Я провел около года в Шотландии с отцом, и с каждым днем наша близость становилась все сердечнее; я проник в святая святых его возвышенной души, и нашу дружбу скрепляли таинственные, нерасторжимые узы крови. Я получал от Рэмона полные любви письма: он сообщал мне о затруднениях, с какими ему пришлось столкнуться при переводе своего состояния в Англию, куда он собирался приехать, чтобы жить со мной; но он все так же упорно стремился осуществить свой план. Я любил его по-прежнему; но кого из друзей я мог сравнить с моим отцом? Уважение, какое я к нему питал, не мешало мне быть с ним вполне откровенным. Я верил его словам, как словам оракула, и нерешительность, к несчастью свойственная мне от природы, тотчас же исчезала, стоило лишь ему заговорить. «Небо предназначило нас, — сказал один английский писатель, — любить все, достойное уважения». Мой отец не знал, да и не мог знать, до какой степени я любил его, и мое пагубное поведение в дальнейшем могло заставить его усомниться в моих чувствах к нему. Однако он жалел меня, умирая; он сетовал на то, что его смерть причинит мне горе. Ах, Коринна, мой грустный рассказ приближается к самому тяжелому моменту; поддержите во мне мужество, я в этом нуждаюсь!

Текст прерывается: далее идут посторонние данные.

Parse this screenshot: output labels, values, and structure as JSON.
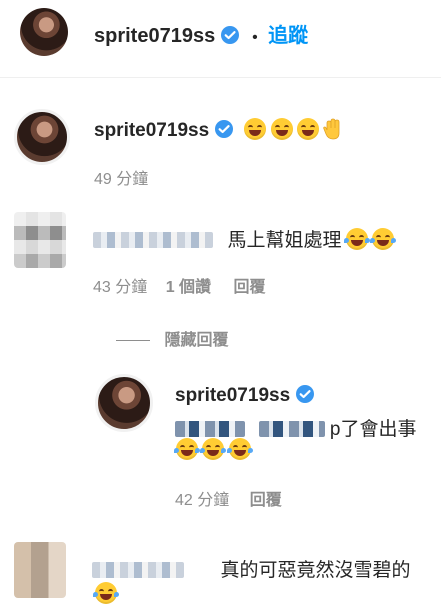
{
  "header": {
    "username": "sprite0719ss",
    "separator": "•",
    "follow_label": "追蹤"
  },
  "comments": [
    {
      "username": "sprite0719ss",
      "time": "49 分鐘"
    },
    {
      "text": "馬上幫姐處理",
      "time": "43 分鐘",
      "likes": "1 個讚",
      "reply_label": "回覆"
    }
  ],
  "hide_replies_label": "隱藏回覆",
  "reply": {
    "username": "sprite0719ss",
    "text_suffix": "p了會出事",
    "time": "42 分鐘",
    "reply_label": "回覆"
  },
  "last_comment": {
    "text": "真的可惡竟然沒雪碧的"
  },
  "colors": {
    "follow": "#0095f6",
    "verified": "#3897f0",
    "secondary_text": "#8e8e8e"
  }
}
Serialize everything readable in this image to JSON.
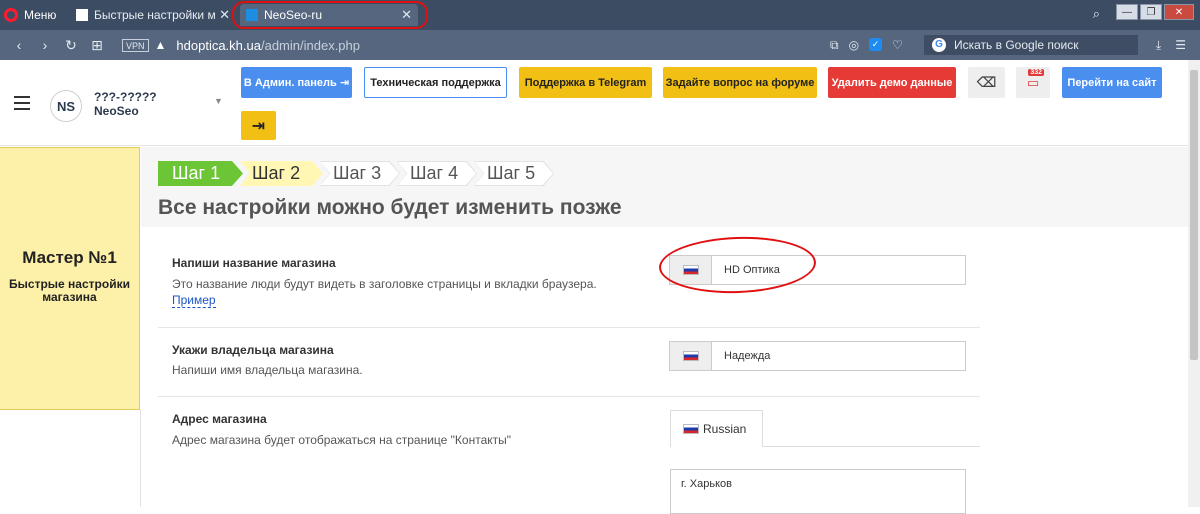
{
  "browser": {
    "menu_label": "Меню",
    "tabs": [
      {
        "label": "Быстрые настройки магаз"
      },
      {
        "label": "NeoSeo-ru"
      }
    ],
    "url_host": "hdoptica.kh.ua",
    "url_path": "/admin/index.php",
    "vpn_label": "VPN",
    "search_placeholder": "Искать в Google поиск"
  },
  "header": {
    "store_line1": "???-?????",
    "store_line2": "NeoSeo",
    "logo_text": "NS",
    "buttons": {
      "admin": "В Админ. панель",
      "support": "Техническая поддержка",
      "telegram": "Поддержка в Telegram",
      "forum": "Задайте вопрос на форуме",
      "delete_demo": "Удалить демо данные",
      "monitor_badge": "332",
      "site": "Перейти на сайт"
    },
    "colors": {
      "blue": "#4a8ef0",
      "yellow": "#f2c014",
      "red": "#e63a37"
    }
  },
  "wizard": {
    "title": "Мастер №1",
    "subtitle": "Быстрые настройки магазина",
    "steps": [
      "Шаг 1",
      "Шаг 2",
      "Шаг 3",
      "Шаг 4",
      "Шаг 5"
    ],
    "active_step": 1,
    "heading": "Все настройки можно будет изменить позже"
  },
  "form": {
    "store_name": {
      "label": "Напиши название магазина",
      "desc": "Это название люди будут видеть в заголовке страницы и вкладки браузера.",
      "link": "Пример",
      "value": "HD Оптика"
    },
    "owner": {
      "label": "Укажи владельца магазина",
      "desc": "Напиши имя владельца магазина.",
      "value": "Надежда"
    },
    "address": {
      "label": "Адрес магазина",
      "desc": "Адрес магазина будет отображаться на странице \"Контакты\"",
      "lang_tab": "Russian",
      "value": "г. Харьков"
    }
  }
}
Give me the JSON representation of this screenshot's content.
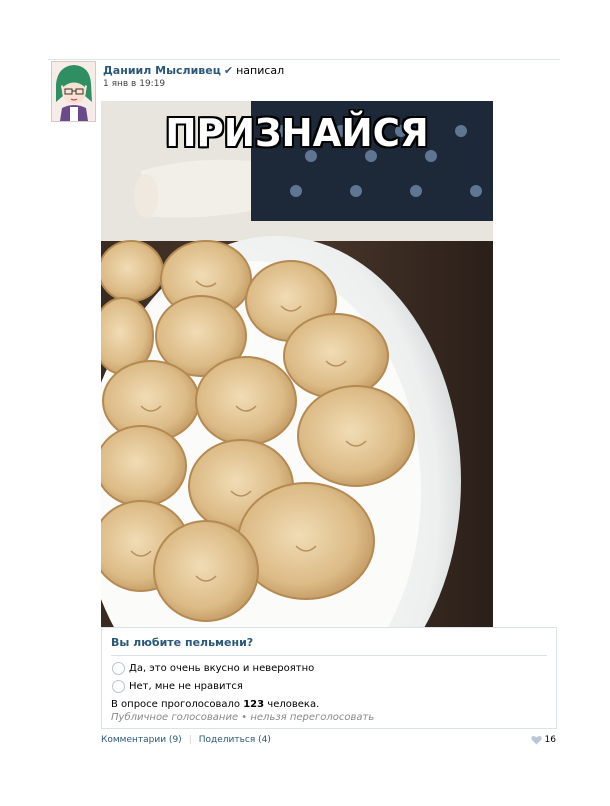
{
  "post": {
    "author": "Даниил Мысливец",
    "action": "написал",
    "date": "1 янв в 19:19"
  },
  "photo": {
    "caption": "ПРИЗНАЙСЯ"
  },
  "poll": {
    "question": "Вы любите пельмени?",
    "options": [
      "Да, это очень вкусно и невероятно",
      "Нет, мне не нравится"
    ],
    "voted_prefix": "В опросе проголосовало",
    "voted_count": "123",
    "voted_suffix": "человека.",
    "note": "Публичное голосование • нельзя переголосовать"
  },
  "footer": {
    "comments": "Комментарии (9)",
    "share": "Поделиться (4)",
    "likes": "16"
  },
  "colors": {
    "link": "#2b587a",
    "border": "#dae1e8"
  }
}
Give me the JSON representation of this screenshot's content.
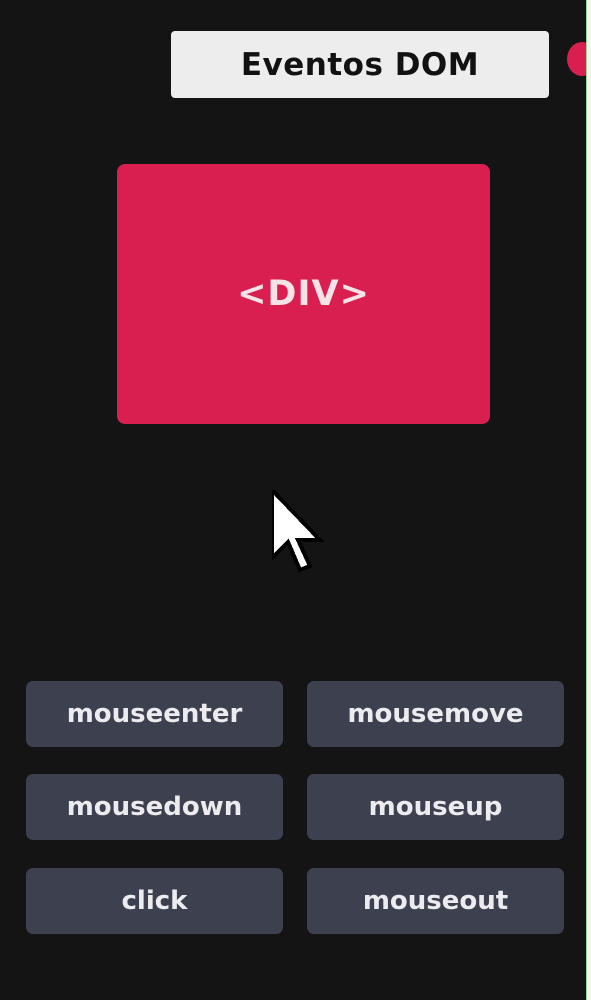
{
  "header": {
    "title": "Eventos DOM"
  },
  "target": {
    "label": "<DIV>"
  },
  "events": [
    {
      "label": "mouseenter"
    },
    {
      "label": "mousemove"
    },
    {
      "label": "mousedown"
    },
    {
      "label": "mouseup"
    },
    {
      "label": "click"
    },
    {
      "label": "mouseout"
    }
  ],
  "colors": {
    "accent": "#d81f4f",
    "background": "#141414",
    "button": "#3d414f",
    "title_bg": "#ededed"
  },
  "icons": {
    "cursor": "arrow-cursor-icon",
    "indicator": "record-dot-icon"
  }
}
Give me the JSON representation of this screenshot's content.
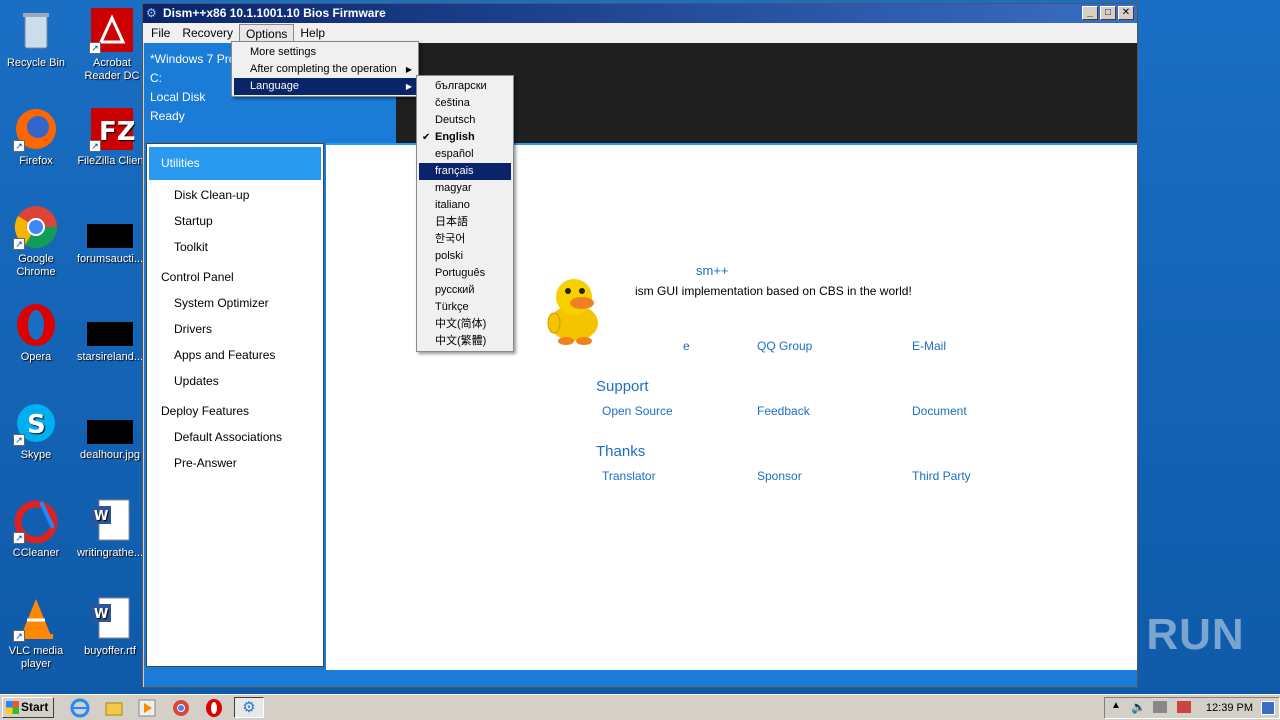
{
  "desktop": {
    "icons": [
      {
        "label": "Recycle Bin",
        "icon": "recycle-bin-icon"
      },
      {
        "label": "Acrobat Reader DC",
        "icon": "acrobat-icon"
      },
      {
        "label": "Firefox",
        "icon": "firefox-icon"
      },
      {
        "label": "FileZilla Client",
        "icon": "filezilla-icon"
      },
      {
        "label": "Google Chrome",
        "icon": "chrome-icon"
      },
      {
        "label": "forumsaucti...",
        "icon": "file-thumbnail-icon"
      },
      {
        "label": "Opera",
        "icon": "opera-icon"
      },
      {
        "label": "starsireland...",
        "icon": "file-thumbnail-icon"
      },
      {
        "label": "Skype",
        "icon": "skype-icon"
      },
      {
        "label": "dealhour.jpg",
        "icon": "image-file-icon"
      },
      {
        "label": "CCleaner",
        "icon": "ccleaner-icon"
      },
      {
        "label": "writingrathe...",
        "icon": "word-doc-icon"
      },
      {
        "label": "VLC media player",
        "icon": "vlc-icon"
      },
      {
        "label": "buyoffer.rtf",
        "icon": "word-doc-icon"
      }
    ]
  },
  "window": {
    "title": "Dism++x86 10.1.1001.10 Bios Firmware",
    "menu": [
      "File",
      "Recovery",
      "Options",
      "Help"
    ],
    "header": {
      "os": "*Windows 7 Pro",
      "drive": "C:",
      "disk": "Local Disk",
      "status": "Ready"
    },
    "sidebar": {
      "selected": "Utilities",
      "utilities": [
        "Disk Clean-up",
        "Startup",
        "Toolkit"
      ],
      "control_panel": "Control Panel",
      "control_items": [
        "System Optimizer",
        "Drivers",
        "Apps and Features",
        "Updates"
      ],
      "deploy": "Deploy Features",
      "deploy_items": [
        "Default Associations",
        "Pre-Answer"
      ]
    },
    "about": {
      "title": "sm++",
      "desc": "ism GUI implementation based on CBS in the world!",
      "row1": [
        "e",
        "QQ Group",
        "E-Mail"
      ],
      "support": "Support",
      "support_links": [
        "Open Source",
        "Feedback",
        "Document"
      ],
      "thanks": "Thanks",
      "thanks_links": [
        "Translator",
        "Sponsor",
        "Third Party"
      ]
    }
  },
  "options_menu": [
    "More settings",
    "After completing the operation",
    "Language"
  ],
  "language_menu": {
    "items": [
      "български",
      "čeština",
      "Deutsch",
      "English",
      "español",
      "français",
      "magyar",
      "italiano",
      "日本語",
      "한국어",
      "polski",
      "Português",
      "русский",
      "Türkçe",
      "中文(简体)",
      "中文(繁體)"
    ],
    "checked": "English",
    "hovered": "français"
  },
  "taskbar": {
    "start": "Start",
    "clock": "12:39 PM"
  },
  "watermark": "ANY RUN"
}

— Дорогой друг, — сказала Коринна, — найдите утешение в том, что вы открываете свою благородную, глубоко чувствующую душу женщине, которая восхищается вами и любит вас больше всех на свете.

— Он послал меня по своим делам в Лондон, — продолжал лорд Нельвиль. — Я покинул его, чтобы больше никогда его не увидеть, но ни малейшее предчувствие грозящего мне несчастья не шевельнулось во мне. Никогда он не был так ласков, как во время нашей прощальной беседы: можно сказать, что души праведников, подобно цветам, особенно прекрасно благоухают к вечеру. Он обнял меня со слезами на глазах: он часто говорил, что в его возрасте всегда можно ожидать гибельного конца, но я верил, что он будет жить столь же долго, как и я; мы так понимали и любили друг друга, он был так молод душой, что я забывал о его старости. И уверенность, и страх безотчетно зарождаются в пылком сердце. Отец на этот раз проводил меня до ворот своего замка, который я увидел потом одиноким и опустелым, как мое скорбное сердце.

Я не прожил еще недели в Лондоне, как получил роковое письмо от госпожи д’Арбиньи, которое я запомнил слово в слово: «Вчера, десятого августа, мой брат погиб в Тюильри, защищая своего короля {190}. Меня, как его сестру, должны судить, и я вынуждена скрываться, чтобы избежать преследований. Граф Рэмон решил перевести в Англию и мое состояние вместе со своим: получили ли вы уже его? Знаете ли вы, кому мой брат поручил передать его вам? Ко мне дошла от него всего лишь записка, которую он мне послал как раз в ту минуту, когда узнал, что вот-вот начнется осада дворца: он мне написал, чтобы за всеми сведениями я обращалась к вам. Если бы вы могли приехать сюда и взять меня с собой, вы, может быть, спасли бы мне жизнь; англичане еще свободно путешествуют по Франции, я же не могу получить паспорта: имя моего брата делает меня подозрительной. Если несчастная сестра Рэмона вас еще настолько интересует, что вы решите приехать к ней, вы узнаете в Париже у моего родственника, господина де Мальтига, адрес моего убежища. Итак, если у вас есть великодушное намерение мне помочь, не теряйте ни минуты, ибо ходят слухи, будто война между нашими странами может разразиться со дня на день».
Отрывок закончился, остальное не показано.